HH, Fender Rhodes, synthesizer; Hohner Clavinet; Bennie Maupin, reeds; Julian Priester, trombone; Eddie Henderson, trumpet; Buster Williams, bass, Patrick Gleeson, synthesizer; Billy Hart, drums.

The Spook Who Sat by the Door brought the political undercurrents of the Blaxploitation films of the 1970s to the surface with a vengeance — and for its efforts was swiftly suppressed. The story revolves around an African-American FBI agent who uses his guerrilla training to start a Black insurgency against the U.S. government. Director Ivan Dixon had filmed the movie covertly and partly financed it with money made from his acting stint on Hogan Heroes. Best of all, Spook is a revolutionary movie with a happy ending. Highly recommended.

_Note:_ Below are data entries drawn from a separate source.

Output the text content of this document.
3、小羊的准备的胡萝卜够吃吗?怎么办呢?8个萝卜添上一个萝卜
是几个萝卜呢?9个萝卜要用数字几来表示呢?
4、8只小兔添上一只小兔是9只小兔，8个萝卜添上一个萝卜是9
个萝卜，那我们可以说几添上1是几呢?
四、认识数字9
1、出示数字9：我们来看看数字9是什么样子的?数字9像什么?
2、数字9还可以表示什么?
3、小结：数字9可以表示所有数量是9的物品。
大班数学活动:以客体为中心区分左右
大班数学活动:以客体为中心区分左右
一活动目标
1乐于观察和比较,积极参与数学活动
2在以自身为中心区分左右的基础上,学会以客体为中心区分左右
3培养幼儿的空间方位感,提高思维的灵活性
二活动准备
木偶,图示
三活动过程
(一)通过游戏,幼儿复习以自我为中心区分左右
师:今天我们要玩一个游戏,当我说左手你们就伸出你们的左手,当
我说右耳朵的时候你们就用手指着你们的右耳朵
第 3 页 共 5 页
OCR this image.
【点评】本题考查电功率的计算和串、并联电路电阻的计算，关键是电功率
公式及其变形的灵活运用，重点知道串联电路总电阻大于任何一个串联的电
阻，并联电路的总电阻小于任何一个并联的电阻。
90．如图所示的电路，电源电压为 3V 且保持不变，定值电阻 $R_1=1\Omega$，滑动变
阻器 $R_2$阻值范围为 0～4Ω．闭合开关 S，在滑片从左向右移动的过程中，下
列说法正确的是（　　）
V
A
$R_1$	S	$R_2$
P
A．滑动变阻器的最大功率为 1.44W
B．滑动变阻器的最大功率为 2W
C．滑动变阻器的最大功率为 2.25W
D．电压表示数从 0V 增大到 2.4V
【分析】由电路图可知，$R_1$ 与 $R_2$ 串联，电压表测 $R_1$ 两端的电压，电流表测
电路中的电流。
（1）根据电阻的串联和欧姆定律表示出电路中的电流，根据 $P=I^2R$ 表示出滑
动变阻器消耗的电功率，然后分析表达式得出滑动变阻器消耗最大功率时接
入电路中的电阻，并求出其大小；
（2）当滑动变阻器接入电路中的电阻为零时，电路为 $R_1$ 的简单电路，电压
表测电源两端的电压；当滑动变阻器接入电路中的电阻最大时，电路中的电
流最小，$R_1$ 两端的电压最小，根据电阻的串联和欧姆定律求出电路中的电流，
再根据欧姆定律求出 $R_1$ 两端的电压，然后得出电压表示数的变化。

Of course he also had the good taste to hire Herbie Hancock’s visionary Mwandishi band for the soundtrack. It turned out to be their final recording together. Here’s Pat Gleeson on the sessions (from Bob Gluck’s recent book devoted to the Mwandishi band You’ll Know When You Get There):

We did the Spook orchestral sessions quickly — one double session for fifty to sixty pieces, and another smaller session. David Rubinson produced the original, never released sessions, which were recorded at what was then Columbia Studios and which shortly thereafter became David Rubinson’s Automatt. The players were mostly from the San Francisco Symphony and the Oakland Symphony, with the guys in the band assuming solo roles. Amusingly, when the charts were handed out, the copyist handed me one labeled “Synthesist,” which had staves and, I believe, a treble clef, but was otherwise blank. Later that week we did small group sessions at Wally Heider’s.

Fans of the band may recognize strains of “Actual Proof” in the reprise of the title theme.